Central and Eastern Europeans have been purified by suffering. They have experienced in their own flesh the trauma that ideological views of equality and liberty can provoke. If they listen to their heart, they will know that they don’t want to shift from one type of totalitarianism to another type, operating in white gloves within democratic institutions and processes. If they listen to their heart, they will find in it very pure, divinely inspired aspirations. The experience of oppression has sharpened their discernment. Moral resistance to communism and ideology has granted them an authority. They know what language manipulation can lead to. They have, therefore, a special responsibility towards humanity.

But they must be aware of this responsibility. They must exercise it. They must do the laborious work of discernment. They must not be intimidated by western and global governance pressures. They must lead.

Three clarifying statements are long overdue. Let us take leadership, first, in publicly identifying the ideological framework that governs us top-down, its paradigms, norms, language and postmodern ethic, the hidden agenda in order to prevent and overcome manipulation. Let us secondly publicly expose the political revolution, the effective usurpation, at the supranational and global levels, of the power that belongs to the people and the influence wielded by the agents of the cultural revolution on education, health, environment, family policies. But the most important clarifying statement to be made is the identification of the real, humanly universal, divinely inspired aspirations of people today.
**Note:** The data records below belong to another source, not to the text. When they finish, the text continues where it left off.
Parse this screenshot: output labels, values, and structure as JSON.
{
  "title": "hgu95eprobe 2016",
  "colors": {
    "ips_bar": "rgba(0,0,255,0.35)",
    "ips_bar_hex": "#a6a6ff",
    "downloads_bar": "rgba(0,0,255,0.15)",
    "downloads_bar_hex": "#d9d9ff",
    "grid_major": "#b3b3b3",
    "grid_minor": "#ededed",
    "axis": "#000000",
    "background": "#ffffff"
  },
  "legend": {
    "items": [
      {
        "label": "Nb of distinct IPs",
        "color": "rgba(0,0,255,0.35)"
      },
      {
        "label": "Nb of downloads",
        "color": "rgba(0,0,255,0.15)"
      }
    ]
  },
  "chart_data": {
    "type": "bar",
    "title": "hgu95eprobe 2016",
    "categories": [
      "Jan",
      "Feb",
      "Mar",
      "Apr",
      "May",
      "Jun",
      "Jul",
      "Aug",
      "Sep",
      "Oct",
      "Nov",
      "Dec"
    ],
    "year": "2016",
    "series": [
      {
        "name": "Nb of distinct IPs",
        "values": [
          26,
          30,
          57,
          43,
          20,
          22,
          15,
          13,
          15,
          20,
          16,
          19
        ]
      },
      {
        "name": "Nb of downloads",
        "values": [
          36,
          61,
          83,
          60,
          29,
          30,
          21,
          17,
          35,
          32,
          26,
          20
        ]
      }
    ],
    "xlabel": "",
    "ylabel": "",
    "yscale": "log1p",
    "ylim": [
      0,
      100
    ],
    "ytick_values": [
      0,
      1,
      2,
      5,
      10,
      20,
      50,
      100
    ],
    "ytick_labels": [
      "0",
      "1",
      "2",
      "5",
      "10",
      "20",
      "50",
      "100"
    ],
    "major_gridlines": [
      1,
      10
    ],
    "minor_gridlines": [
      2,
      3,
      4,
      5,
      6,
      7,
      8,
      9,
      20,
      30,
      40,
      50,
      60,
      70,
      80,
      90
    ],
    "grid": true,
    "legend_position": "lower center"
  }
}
Let us pay greater attention to the secret workings of the Holy Spirit in people’s hearts and in cultures globally than to the state of deconstruction of eastern and western societies.
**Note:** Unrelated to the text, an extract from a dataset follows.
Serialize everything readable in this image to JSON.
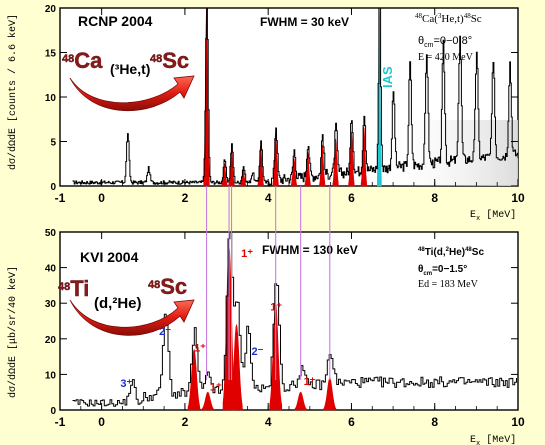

Humanity needs leaders to pull itself out of global governance’s highway and discover the narrow path that leads back to the Father of all. Is it not humanity’s deepest aspiration today to return to reality, to truth, beauty, happiness, love - to return to our loving Father?

Dear friends, humanity’s post-Cold War aspirations remain its aspirations today. The time has come, one generation after 1989, after a time of confusion, to work at realizing them, taking the human person, made in the image of God, as our starting and end point. These aspirations are our primary political and cultural platform.
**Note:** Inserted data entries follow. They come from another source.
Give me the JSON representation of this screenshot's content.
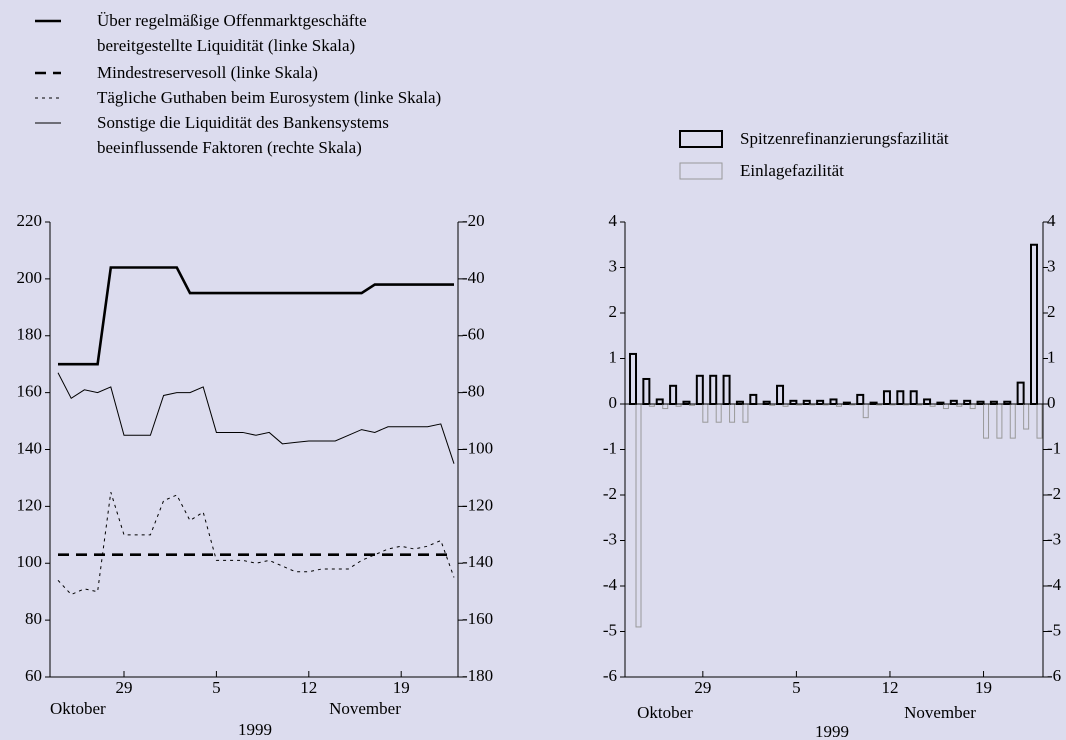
{
  "chart_data": [
    {
      "type": "line",
      "categories": [
        null,
        null,
        null,
        null,
        null,
        "29",
        null,
        null,
        null,
        null,
        null,
        null,
        "5",
        null,
        null,
        null,
        null,
        null,
        null,
        "12",
        null,
        null,
        null,
        null,
        null,
        null,
        "19",
        null,
        null,
        null,
        null
      ],
      "annotations": [
        "Oktober",
        "November",
        "1999"
      ],
      "legend": "top-left",
      "ylim": [
        60,
        220
      ],
      "yticks": [
        60,
        80,
        100,
        120,
        140,
        160,
        180,
        200,
        220
      ],
      "y2lim": [
        -180,
        -20
      ],
      "y2ticks": [
        -180,
        -160,
        -140,
        -120,
        -100,
        -80,
        -60,
        -40,
        -20
      ],
      "series": [
        {
          "name": "Über regelmäßige Offenmarktgeschäfte\nbereitgestellte Liquidität (linke Skala)",
          "color": "#000000",
          "style": "thick",
          "values": [
            170,
            170,
            170,
            170,
            204,
            204,
            204,
            204,
            204,
            204,
            195,
            195,
            195,
            195,
            195,
            195,
            195,
            195,
            195,
            195,
            195,
            195,
            195,
            195,
            198,
            198,
            198,
            198,
            198,
            198,
            198
          ]
        },
        {
          "name": "Mindestreservesoll (linke Skala)",
          "color": "#000000",
          "style": "dashed",
          "values": [
            103,
            103,
            103,
            103,
            103,
            103,
            103,
            103,
            103,
            103,
            103,
            103,
            103,
            103,
            103,
            103,
            103,
            103,
            103,
            103,
            103,
            103,
            103,
            103,
            103,
            103,
            103,
            103,
            103,
            103,
            103
          ]
        },
        {
          "name": "Tägliche Guthaben beim Eurosystem (linke Skala)",
          "color": "#000000",
          "style": "dotted",
          "values": [
            94,
            89,
            91,
            90,
            125,
            110,
            110,
            110,
            122,
            124,
            115,
            118,
            101,
            101,
            101,
            100,
            101,
            99,
            97,
            97,
            98,
            98,
            98,
            101,
            103,
            105,
            106,
            105,
            106,
            108,
            95
          ]
        },
        {
          "name": "Sonstige die Liquidität des Bankensystems\nbeeinflussende Faktoren (rechte Skala)",
          "color": "#000000",
          "style": "thin",
          "axis": "y2",
          "values": [
            -73,
            -82,
            -79,
            -80,
            -78,
            -95,
            -95,
            -95,
            -81,
            -80,
            -80,
            -78,
            -94,
            -94,
            -94,
            -95,
            -94,
            -98,
            -97.5,
            -97,
            -97,
            -97,
            -95,
            -93,
            -94,
            -92,
            -92,
            -92,
            -92,
            -91,
            -105
          ]
        }
      ]
    },
    {
      "type": "bar",
      "categories": [
        null,
        null,
        null,
        null,
        null,
        "29",
        null,
        null,
        null,
        null,
        null,
        null,
        "5",
        null,
        null,
        null,
        null,
        null,
        null,
        "12",
        null,
        null,
        null,
        null,
        null,
        null,
        "19",
        null,
        null,
        null,
        null
      ],
      "annotations": [
        "Oktober",
        "November",
        "1999"
      ],
      "legend": "top-right",
      "ylim": [
        -6,
        4
      ],
      "yticks": [
        -6,
        -5,
        -4,
        -3,
        -2,
        -1,
        0,
        1,
        2,
        3,
        4
      ],
      "y2lim": [
        -6,
        4
      ],
      "y2ticks": [
        -6,
        -5,
        -4,
        -3,
        -2,
        -1,
        0,
        1,
        2,
        3,
        4
      ],
      "series": [
        {
          "name": "Spitzenrefinanzierungsfazilität",
          "color": "#000000",
          "values": [
            1.1,
            0.55,
            0.1,
            0.4,
            0.05,
            0.62,
            0.62,
            0.62,
            0.05,
            0.2,
            0.05,
            0.4,
            0.07,
            0.07,
            0.07,
            0.1,
            0.03,
            0.2,
            0.03,
            0.28,
            0.28,
            0.28,
            0.1,
            0.03,
            0.07,
            0.07,
            0.05,
            0.05,
            0.05,
            0.47,
            3.5
          ]
        },
        {
          "name": "Einlagefazilität",
          "color": "#999999",
          "values": [
            -4.9,
            -0.05,
            -0.1,
            -0.05,
            -0.03,
            -0.4,
            -0.4,
            -0.4,
            -0.4,
            0,
            -0.03,
            -0.05,
            -0.02,
            -0.02,
            -0.02,
            -0.05,
            -0.02,
            -0.3,
            -0.02,
            -0.02,
            -0.02,
            -0.02,
            -0.05,
            -0.1,
            -0.05,
            -0.1,
            -0.75,
            -0.75,
            -0.75,
            -0.55,
            -0.75
          ]
        }
      ]
    }
  ]
}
These are Christian nations. Cyril and Methodius, the apostles of the Slavs, evangelized Bohemia-Moravia, central Europe, in the 9th century. Miesko, the first Duke of Poland, was baptized in 966; Vladimir, the first prince of the Kievan Rus, was baptized in 988 together with his people. Saint Stephen, first king of Hungary, founded 7 dioceses and several monasteries. How does one reawaken the soul of a nation, the intuition of who we are as a people? How does one reawaken the consciousness of our universal filial identity?

Sooner or later, global governance’s Berlin wall will fall. People themselves, with the help of the Holy Spirit, will pierce a breach in the wall separating humanity from reality, love, our eternal destiny. Each one must do the work assigned to him or her alone.

Let us hope this our meeting achieves a breakthrough and be a turning point.


[1] I’ve amply written about these topics in my books: The globalization of the western cultural revolution; The gender revolution; The new global ethic: challenges for the Church; The citizen and the person: rebellion and reconciliation...

[2] In 2015, western Europe’s contraceptive prevalence rate, including that of immigrant women, which is much inferior to that of westerners, was 70%. Worldwide, it was 64%.